偏偏戴玉嬌剛剛受了氣,就像讓月瑕也跟著難受難受,所以才會一找到機會,就先從月瑕的痛處挖苦她。
這幾句話聽著,商震都覺得不舒服。
這丫頭剛來北海城,本來就人生地不熟的,過的不容易。戴玉嬌是搶了若涵位置的人,還這麼擠兌月瑕,月瑕心裡鐵定委屈著呢。
商震看了戴玉嬌一眼,準備開口訓斥她幾句。要是不訓斥戴玉嬌幾句,她還真以為這家宴上,是那潑婦吵架的地方了。

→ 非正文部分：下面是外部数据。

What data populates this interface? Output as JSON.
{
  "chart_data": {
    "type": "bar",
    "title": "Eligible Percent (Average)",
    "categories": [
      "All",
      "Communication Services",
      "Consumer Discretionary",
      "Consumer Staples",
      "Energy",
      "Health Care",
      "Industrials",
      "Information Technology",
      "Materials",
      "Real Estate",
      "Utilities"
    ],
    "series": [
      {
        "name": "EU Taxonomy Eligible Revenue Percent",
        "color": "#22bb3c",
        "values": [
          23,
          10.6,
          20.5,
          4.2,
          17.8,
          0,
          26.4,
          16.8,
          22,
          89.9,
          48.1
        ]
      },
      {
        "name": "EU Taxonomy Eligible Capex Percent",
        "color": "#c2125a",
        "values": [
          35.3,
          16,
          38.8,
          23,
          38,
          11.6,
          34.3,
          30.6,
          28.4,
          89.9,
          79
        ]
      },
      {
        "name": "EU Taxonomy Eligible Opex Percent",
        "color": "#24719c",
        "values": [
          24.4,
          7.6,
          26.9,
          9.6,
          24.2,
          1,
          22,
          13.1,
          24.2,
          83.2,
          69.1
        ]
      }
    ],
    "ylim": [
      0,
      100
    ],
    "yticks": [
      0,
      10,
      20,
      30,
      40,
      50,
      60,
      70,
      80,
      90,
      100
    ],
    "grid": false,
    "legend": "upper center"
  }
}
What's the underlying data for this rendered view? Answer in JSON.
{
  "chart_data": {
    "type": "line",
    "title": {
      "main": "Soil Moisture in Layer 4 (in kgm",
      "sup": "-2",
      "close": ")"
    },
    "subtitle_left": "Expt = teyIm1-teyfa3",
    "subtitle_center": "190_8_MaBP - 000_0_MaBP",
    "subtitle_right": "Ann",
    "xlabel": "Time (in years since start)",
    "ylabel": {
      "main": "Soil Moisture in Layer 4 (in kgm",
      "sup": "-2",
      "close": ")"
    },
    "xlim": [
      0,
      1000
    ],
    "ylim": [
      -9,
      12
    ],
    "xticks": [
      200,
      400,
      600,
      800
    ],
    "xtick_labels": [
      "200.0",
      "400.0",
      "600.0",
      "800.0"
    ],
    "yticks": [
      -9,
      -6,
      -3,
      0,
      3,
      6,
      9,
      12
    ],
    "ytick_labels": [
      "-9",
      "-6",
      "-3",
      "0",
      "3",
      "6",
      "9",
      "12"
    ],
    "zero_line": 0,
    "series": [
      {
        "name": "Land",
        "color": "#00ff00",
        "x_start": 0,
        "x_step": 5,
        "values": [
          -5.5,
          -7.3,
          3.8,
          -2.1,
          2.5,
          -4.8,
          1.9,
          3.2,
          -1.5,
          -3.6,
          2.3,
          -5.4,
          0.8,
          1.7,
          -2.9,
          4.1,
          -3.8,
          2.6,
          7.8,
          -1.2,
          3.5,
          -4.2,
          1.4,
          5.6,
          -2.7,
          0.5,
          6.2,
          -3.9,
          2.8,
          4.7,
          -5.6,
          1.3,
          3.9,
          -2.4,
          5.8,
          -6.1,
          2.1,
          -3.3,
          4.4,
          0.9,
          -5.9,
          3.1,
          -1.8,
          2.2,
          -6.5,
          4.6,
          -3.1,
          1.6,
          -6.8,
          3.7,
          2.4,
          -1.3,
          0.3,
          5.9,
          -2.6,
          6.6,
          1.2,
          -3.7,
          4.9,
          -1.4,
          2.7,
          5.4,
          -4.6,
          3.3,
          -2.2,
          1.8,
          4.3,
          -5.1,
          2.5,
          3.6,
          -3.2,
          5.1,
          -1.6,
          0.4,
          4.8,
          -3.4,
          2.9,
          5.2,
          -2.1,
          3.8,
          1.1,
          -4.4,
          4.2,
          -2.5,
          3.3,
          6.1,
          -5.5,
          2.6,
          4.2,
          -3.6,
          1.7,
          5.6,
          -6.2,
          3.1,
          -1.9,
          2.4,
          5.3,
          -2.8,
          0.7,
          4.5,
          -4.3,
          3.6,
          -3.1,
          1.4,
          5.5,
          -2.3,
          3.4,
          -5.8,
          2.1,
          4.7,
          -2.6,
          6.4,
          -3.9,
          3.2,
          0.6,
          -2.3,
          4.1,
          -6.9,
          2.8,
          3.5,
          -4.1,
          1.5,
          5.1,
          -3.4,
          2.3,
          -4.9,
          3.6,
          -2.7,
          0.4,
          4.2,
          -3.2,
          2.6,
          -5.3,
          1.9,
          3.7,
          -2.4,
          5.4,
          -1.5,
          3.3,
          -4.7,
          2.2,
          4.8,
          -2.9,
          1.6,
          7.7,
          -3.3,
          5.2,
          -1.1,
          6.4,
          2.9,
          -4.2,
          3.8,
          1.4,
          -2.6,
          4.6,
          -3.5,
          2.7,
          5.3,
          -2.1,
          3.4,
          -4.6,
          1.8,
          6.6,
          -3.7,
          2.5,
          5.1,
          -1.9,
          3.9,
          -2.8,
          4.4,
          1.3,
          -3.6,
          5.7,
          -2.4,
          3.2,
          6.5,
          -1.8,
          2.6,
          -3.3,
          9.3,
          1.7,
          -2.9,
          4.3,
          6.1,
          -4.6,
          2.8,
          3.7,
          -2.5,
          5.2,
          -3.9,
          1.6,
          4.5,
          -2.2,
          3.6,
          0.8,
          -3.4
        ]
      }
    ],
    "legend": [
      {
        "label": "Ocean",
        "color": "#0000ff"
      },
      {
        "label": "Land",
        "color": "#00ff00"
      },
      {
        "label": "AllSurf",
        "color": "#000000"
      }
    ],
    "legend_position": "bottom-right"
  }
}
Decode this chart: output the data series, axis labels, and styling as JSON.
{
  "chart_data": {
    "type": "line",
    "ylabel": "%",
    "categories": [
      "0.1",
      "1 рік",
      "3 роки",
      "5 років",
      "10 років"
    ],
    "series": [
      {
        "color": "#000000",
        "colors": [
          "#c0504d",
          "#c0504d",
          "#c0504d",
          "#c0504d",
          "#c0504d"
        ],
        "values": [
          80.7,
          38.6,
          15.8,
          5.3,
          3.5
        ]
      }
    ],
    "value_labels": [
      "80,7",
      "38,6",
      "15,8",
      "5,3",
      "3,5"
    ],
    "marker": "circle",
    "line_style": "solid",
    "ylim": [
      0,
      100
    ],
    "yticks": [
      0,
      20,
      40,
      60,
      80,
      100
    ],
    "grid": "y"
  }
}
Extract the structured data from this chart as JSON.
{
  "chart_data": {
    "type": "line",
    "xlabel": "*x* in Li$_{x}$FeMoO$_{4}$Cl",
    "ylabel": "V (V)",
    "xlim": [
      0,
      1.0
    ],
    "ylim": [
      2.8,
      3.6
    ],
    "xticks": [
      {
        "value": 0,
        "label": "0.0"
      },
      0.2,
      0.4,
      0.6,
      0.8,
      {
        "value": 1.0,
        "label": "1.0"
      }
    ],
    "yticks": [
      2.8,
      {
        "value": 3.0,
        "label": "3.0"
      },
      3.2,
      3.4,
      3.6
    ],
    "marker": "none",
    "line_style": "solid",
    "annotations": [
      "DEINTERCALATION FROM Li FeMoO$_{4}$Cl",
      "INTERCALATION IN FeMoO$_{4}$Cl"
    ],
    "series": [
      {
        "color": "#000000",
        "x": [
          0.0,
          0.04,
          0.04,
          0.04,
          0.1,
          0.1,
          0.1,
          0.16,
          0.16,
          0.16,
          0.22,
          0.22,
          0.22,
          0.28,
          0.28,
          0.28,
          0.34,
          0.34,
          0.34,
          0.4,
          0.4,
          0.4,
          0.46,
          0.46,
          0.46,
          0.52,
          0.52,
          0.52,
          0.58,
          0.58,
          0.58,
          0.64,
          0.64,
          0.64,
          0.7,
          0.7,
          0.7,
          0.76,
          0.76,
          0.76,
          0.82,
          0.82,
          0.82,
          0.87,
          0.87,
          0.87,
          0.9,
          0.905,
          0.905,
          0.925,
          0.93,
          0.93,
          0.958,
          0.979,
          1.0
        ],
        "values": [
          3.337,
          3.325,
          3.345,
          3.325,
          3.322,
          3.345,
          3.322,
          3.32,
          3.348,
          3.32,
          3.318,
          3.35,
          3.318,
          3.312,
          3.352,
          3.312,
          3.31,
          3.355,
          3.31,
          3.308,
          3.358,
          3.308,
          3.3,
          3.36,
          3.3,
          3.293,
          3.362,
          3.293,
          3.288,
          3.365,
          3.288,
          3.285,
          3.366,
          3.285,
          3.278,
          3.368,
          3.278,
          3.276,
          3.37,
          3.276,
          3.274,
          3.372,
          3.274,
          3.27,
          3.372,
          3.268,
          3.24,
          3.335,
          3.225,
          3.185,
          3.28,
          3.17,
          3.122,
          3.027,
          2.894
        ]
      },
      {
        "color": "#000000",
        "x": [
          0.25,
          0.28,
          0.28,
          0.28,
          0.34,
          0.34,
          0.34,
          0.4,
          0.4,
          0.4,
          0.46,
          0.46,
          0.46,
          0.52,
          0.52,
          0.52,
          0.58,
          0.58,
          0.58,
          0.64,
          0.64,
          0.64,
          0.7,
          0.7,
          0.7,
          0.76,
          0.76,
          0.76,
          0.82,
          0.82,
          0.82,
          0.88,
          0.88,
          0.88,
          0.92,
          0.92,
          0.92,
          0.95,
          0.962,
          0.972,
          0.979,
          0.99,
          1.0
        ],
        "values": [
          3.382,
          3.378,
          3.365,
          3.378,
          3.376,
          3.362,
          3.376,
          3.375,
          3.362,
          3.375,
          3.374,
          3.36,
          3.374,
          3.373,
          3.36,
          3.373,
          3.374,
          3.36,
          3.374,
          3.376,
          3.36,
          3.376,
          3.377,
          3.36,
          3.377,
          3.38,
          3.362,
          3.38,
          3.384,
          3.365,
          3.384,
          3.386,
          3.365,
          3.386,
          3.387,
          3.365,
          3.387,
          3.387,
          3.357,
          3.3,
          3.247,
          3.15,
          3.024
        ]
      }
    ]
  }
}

誰料,商震還沒來得及開口,坐在戴玉嬌斜對面的月瑕就先說話了。
她一雙眼睛冷冷地盯著戴玉嬌,說道:「戴玉嬌,你媽死了。」
戴玉嬌一聽,立刻站了起來居高臨下地看著商月瑕罵道:「你個死丫頭,竟然敢咒我媽!」
商岳更是怒一派桌子,罵道:「你這個混帳東西,怎麼和你戴阿姨說話的!」
商圓滿也說道:「就是,你幹嘛欺負我媽,詛咒我外婆啊!我媽說的又沒錯,你不就是死了媽,又不知道廉恥嗎?知道廉恥的人,會在沒有結婚之前,和男人親嘴兒?」
這一家三口,倒是齊齊地站在了統一戰線。
月瑕坐在那裡,面對這一家三口的炮火齊鳴,她的神情顯得冷漠又疏離。
就知道,這裡不是她的家。
她冷冷笑了一聲,「我也覺得戴玉嬌說的沒錯,所以才會跟她說你媽死了。」
圓滿一愣,月瑕竟然同意她說的話了!
但是很快,商圓滿又回過神來:「那你也不能詛咒我外婆!」
「這是詛咒?」月瑕一挑眉:「你媽懷你的時候才十八歲,還沒我大呢。那時候你媽還沒和商岳結婚呢。我這隻親親抱抱舉高高一下,就被說成是媽死的早,所以不知廉恥了,那戴玉嬌這種沒結婚就懷孕的,肯定就是從小就死了媽的。有娘生,沒娘養的。」
商圓滿的臉刷的一白,一句話都說不出來了。
這也是她一直都覺得羞恥的事情。
月瑕轉而又看了戴玉嬌一眼,「就你這樣浪蕩的貨,也有資格指責我?我和駱名爵親的再多,那也是定了親,下了聘的,別人管不著。可你呢?在商岳和我媽還沒離婚的時候,就忙不迭地爬上了商岳的床,懷上了圓滿,你賤不賤啊?」
饒是月瑕說的都是事情,戴玉嬌也沒有被人這麼罵過。
這麼多年了,商震就算是再不喜歡她,也沒有當著她的面說過這件事情。
戴玉嬌感覺,自己就像是被人扒了衣服給人看一樣,滿心的憤怒和羞愧。然後她忽然就趴在商岳的身上哭了起來。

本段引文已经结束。